JURNALIS.co.id – Pengerjaan proyek rekonstruksi/peningkatan kapasitas struktur jalan Tanjungpura – Ulak Medang – Tanah Merah di bawah Dinas PUTR Ketapang disinyalir menggunakan tanah galian tak berizin.
Selain itu, proyek senilai Rp9,8 miliar yang dikerjakan CV Ammar Mukti tersebut sejauh ini juga diduga belum membayar retribusi galian tanah kepada Pemerintah Daerah (Pemda).
Guna mengetahui persis pembayaran pajak MBLB, Badan Pendapatan Daerah (Bapenda) akan melakukan pengecekan hal itu pada Kamis (02/03/2023) besok.
Adapun dugaan pengambilan tanah tidak berizin, diketahui karena aktivitas pengambilan tanah dilakukan di lokasi setempat. Menurut warga sekitar, mereka mengambil tanah dengan cara membeli ke warga.
“Pastinya kami tidak mengetahui. Yang kami tau mereka beli tanah laterit dengan masyarakat, kemungkinan kalau soal izin galian tentu tidak ada,” ungkap warga yang enggan disebutkan namanya.

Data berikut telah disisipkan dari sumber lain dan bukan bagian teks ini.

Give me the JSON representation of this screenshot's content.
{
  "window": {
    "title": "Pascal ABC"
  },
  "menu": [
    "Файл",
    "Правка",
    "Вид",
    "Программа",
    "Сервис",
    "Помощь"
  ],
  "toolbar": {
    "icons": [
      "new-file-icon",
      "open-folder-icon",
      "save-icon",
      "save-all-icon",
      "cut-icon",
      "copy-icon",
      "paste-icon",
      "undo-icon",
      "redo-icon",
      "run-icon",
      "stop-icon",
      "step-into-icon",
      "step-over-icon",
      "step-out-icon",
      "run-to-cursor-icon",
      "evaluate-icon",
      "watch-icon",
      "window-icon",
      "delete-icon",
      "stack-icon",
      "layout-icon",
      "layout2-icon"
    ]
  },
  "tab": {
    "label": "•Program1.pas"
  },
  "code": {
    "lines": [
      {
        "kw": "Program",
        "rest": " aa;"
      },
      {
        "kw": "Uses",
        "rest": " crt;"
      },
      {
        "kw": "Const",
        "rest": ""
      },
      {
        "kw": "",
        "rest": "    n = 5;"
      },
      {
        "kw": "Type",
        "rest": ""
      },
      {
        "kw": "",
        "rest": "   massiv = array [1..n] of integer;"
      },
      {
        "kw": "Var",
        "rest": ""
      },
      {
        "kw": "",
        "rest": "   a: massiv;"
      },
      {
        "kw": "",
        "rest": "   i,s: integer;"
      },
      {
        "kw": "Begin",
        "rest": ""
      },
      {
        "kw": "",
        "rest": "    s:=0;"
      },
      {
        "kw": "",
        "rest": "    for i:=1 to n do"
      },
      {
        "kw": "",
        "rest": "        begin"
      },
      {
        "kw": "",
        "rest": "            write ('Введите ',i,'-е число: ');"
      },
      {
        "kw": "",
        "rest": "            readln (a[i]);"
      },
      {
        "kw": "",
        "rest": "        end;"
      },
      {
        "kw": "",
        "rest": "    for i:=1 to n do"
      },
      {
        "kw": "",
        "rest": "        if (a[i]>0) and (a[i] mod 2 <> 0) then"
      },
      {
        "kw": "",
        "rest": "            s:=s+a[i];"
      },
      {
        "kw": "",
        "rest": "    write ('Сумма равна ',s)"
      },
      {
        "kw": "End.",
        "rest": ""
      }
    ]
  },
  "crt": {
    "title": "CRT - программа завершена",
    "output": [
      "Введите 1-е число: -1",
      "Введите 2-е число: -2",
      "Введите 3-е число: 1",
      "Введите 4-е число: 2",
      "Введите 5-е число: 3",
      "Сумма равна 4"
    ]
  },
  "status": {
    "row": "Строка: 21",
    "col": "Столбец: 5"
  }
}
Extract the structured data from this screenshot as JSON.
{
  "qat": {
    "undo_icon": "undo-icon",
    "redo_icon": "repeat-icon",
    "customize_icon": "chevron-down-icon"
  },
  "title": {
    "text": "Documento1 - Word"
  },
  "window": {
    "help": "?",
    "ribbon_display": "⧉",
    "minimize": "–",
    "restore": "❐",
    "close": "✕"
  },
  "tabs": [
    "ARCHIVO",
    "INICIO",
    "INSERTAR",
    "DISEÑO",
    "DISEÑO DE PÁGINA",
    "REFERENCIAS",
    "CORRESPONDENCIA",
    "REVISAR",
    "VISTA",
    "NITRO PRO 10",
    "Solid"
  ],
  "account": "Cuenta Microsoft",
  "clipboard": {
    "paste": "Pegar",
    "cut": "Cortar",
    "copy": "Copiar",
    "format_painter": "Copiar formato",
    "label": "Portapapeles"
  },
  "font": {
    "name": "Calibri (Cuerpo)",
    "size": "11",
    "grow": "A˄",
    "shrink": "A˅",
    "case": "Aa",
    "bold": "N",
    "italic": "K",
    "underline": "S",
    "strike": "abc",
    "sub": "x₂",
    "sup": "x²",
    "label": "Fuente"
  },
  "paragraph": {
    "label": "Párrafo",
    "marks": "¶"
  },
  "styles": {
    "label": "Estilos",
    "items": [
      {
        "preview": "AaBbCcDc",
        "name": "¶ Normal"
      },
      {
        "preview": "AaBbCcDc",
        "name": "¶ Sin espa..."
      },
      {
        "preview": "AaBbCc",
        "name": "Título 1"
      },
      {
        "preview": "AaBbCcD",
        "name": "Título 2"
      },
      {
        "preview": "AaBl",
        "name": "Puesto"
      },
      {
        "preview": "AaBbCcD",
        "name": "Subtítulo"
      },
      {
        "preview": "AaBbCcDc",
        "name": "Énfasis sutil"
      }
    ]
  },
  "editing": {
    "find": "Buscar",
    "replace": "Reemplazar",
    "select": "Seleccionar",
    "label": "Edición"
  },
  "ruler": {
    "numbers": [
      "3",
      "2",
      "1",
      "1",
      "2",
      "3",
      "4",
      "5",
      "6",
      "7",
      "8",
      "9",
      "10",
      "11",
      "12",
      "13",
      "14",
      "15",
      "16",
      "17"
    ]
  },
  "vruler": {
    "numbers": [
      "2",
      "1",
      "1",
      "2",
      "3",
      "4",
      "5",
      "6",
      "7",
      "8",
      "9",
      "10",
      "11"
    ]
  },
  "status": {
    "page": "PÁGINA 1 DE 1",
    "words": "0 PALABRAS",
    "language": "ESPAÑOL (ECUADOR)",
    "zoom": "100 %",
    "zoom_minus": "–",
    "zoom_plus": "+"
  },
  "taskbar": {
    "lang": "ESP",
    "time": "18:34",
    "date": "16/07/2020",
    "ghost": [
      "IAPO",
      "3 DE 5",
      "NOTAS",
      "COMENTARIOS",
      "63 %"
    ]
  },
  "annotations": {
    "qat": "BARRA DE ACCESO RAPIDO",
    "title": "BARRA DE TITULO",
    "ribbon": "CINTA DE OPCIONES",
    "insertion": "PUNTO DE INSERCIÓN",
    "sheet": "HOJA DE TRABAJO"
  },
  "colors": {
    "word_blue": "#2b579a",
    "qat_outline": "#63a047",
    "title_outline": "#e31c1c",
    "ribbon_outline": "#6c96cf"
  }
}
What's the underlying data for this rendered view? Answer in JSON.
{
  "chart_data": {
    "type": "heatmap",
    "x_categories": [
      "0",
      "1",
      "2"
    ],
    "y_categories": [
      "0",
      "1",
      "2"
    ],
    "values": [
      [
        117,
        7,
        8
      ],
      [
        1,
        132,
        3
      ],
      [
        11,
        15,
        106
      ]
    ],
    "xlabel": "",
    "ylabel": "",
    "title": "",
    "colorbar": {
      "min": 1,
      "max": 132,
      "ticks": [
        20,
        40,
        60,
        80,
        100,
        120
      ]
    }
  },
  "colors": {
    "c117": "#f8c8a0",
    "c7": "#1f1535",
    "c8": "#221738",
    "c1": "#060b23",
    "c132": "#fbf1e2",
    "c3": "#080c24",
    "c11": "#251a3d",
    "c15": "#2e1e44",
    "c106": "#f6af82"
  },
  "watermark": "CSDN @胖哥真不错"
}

Kepala Dinas Pekerjaan Umum dan Tata Ruang, H Dennery menjelaskan, soal tanah datang, tanah setempat juga bisa dipakai dan tidak mesti ada izin. Kecuali tanah quari yang harus memiliki izin
“Namun retribusi tanah tersebut tetap harus dibayar. Jika tidak, maka tidak bisa pencairan,” jelas Dennery, Selasa (28/02/2023).

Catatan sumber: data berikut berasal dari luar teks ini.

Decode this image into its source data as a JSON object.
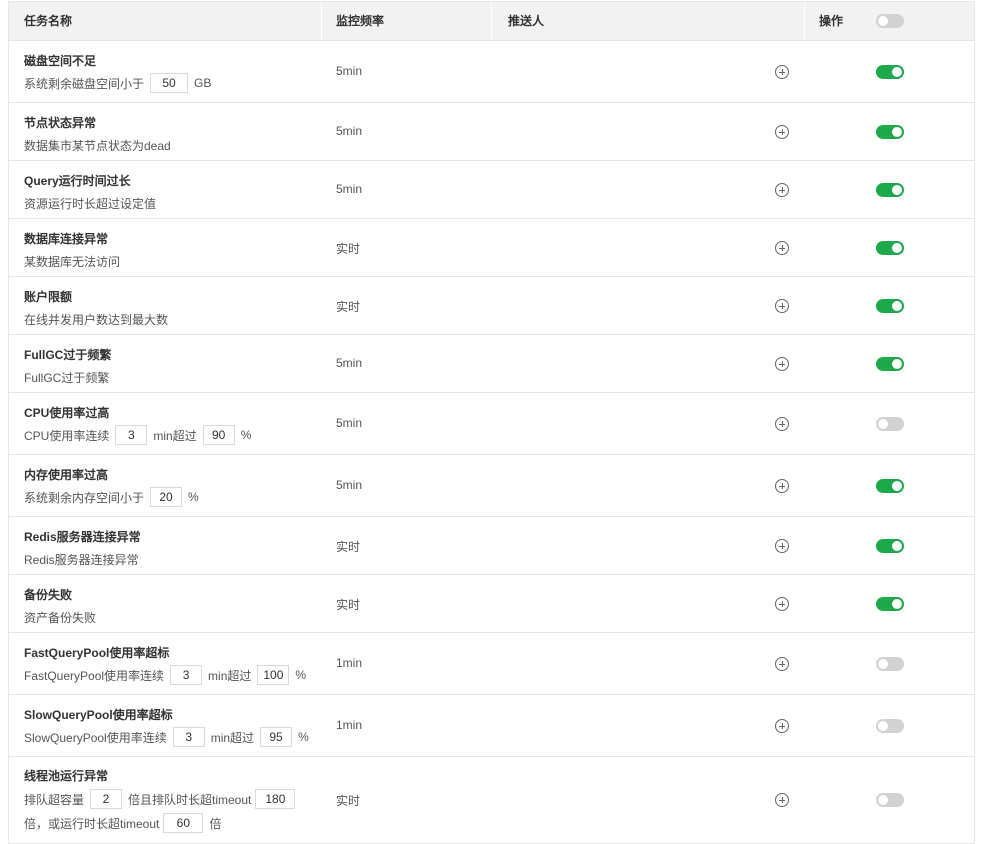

Pembayaran retribusi harus dilakukan kepada Bapenda Ketapang. Hal demikian dibayar oleh pelaksana atau kontraktor yang membeli tanah dengan warga.

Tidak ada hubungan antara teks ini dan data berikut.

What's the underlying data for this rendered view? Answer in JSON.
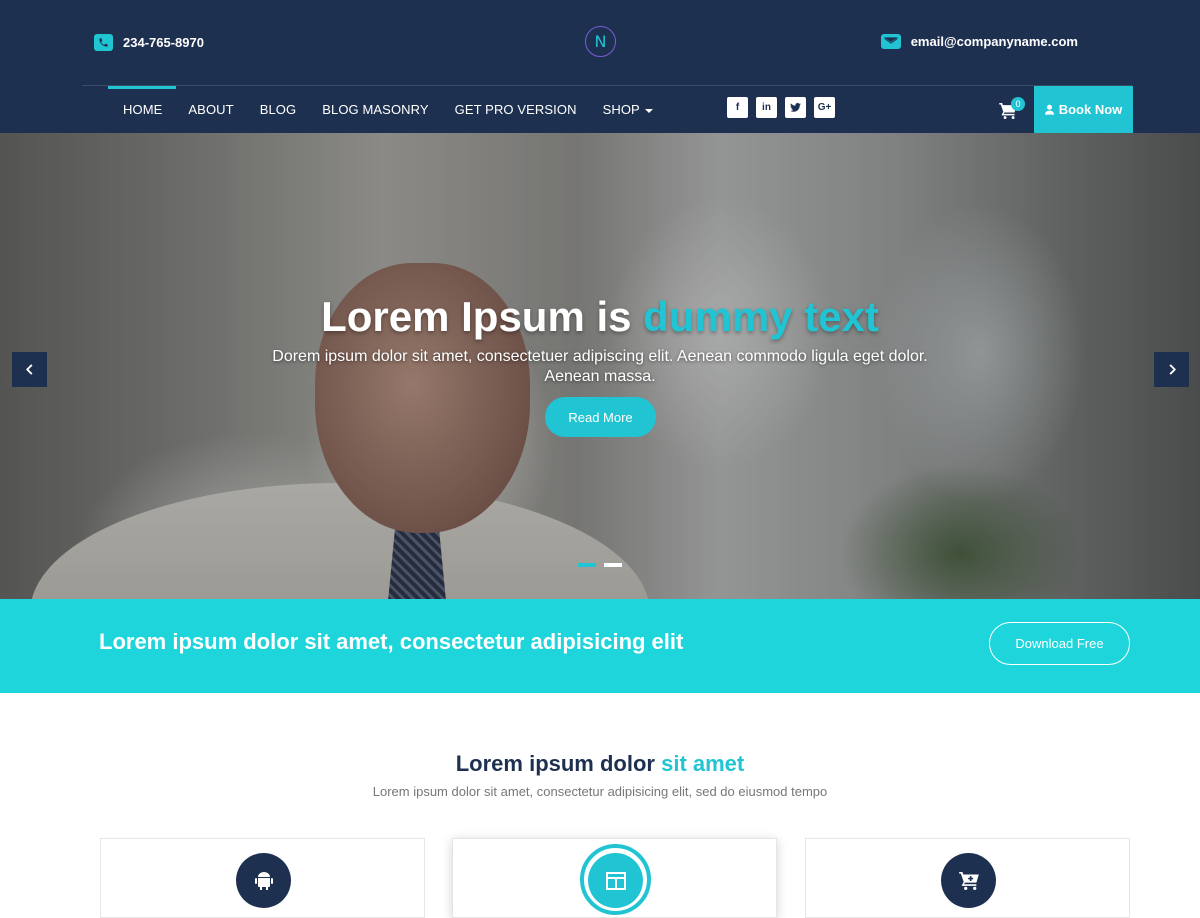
{
  "header": {
    "phone": "234-765-8970",
    "email": "email@companyname.com",
    "logo_letter": "N",
    "nav": [
      {
        "label": "HOME"
      },
      {
        "label": "ABOUT"
      },
      {
        "label": "BLOG"
      },
      {
        "label": "BLOG MASONRY"
      },
      {
        "label": "GET PRO VERSION"
      },
      {
        "label": "SHOP"
      }
    ],
    "social": [
      {
        "icon": "facebook-icon",
        "glyph": "f"
      },
      {
        "icon": "linkedin-icon",
        "glyph": "in"
      },
      {
        "icon": "twitter-icon",
        "glyph": "t"
      },
      {
        "icon": "google-plus-icon",
        "glyph": "G+"
      }
    ],
    "cart_count": "0",
    "book_now": "Book Now"
  },
  "hero": {
    "title_main": "Lorem Ipsum is ",
    "title_accent": "dummy text",
    "subtitle": "Dorem ipsum dolor sit amet, consectetuer adipiscing elit. Aenean commodo ligula eget dolor. Aenean massa.",
    "button": "Read More",
    "slides": 2,
    "active_slide": 1
  },
  "cta": {
    "text": "Lorem ipsum dolor sit amet, consectetur adipisicing elit",
    "button": "Download Free"
  },
  "section": {
    "title_main": "Lorem ipsum dolor ",
    "title_accent": "sit amet",
    "subtitle": "Lorem ipsum dolor sit amet, consectetur adipisicing elit, sed do eiusmod tempo",
    "cards": [
      {
        "icon": "android-icon"
      },
      {
        "icon": "layout-icon"
      },
      {
        "icon": "cart-add-icon"
      }
    ]
  },
  "colors": {
    "navy": "#1e3050",
    "accent": "#20c4d3",
    "cta_bg": "#1dd5da"
  }
}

“Pembayaran harus dilakukan oleh kontraktor. Ini sesuai dengan Peraturan Daerah. Jadi sekarang seluruh galian c, seperti tanah, pasir dan batu semua bayar pajak,” ungkap dia.
Untuk diketahui, dalam pelaksanaan pengerjaan proyek tahun 2022 itu mengalami keterlambatan. Sehingga dilakukan perpanjangan waktu selama 50 hari di tahun 2023.
Pelaksana Proyek, Aseng saat dikonfirmasi awak media berdalih tidak mengetahui persis penyebab pekerjan bisa terlambat. Ia hanya mengaku mengawal produk miliknya saja dalam proyek itu.
“Kalau itu saya tidak paham bang, sebab saya hanya kawal produk saja beton mix,” ujar Aseng melalui WA, kemarin. (lim)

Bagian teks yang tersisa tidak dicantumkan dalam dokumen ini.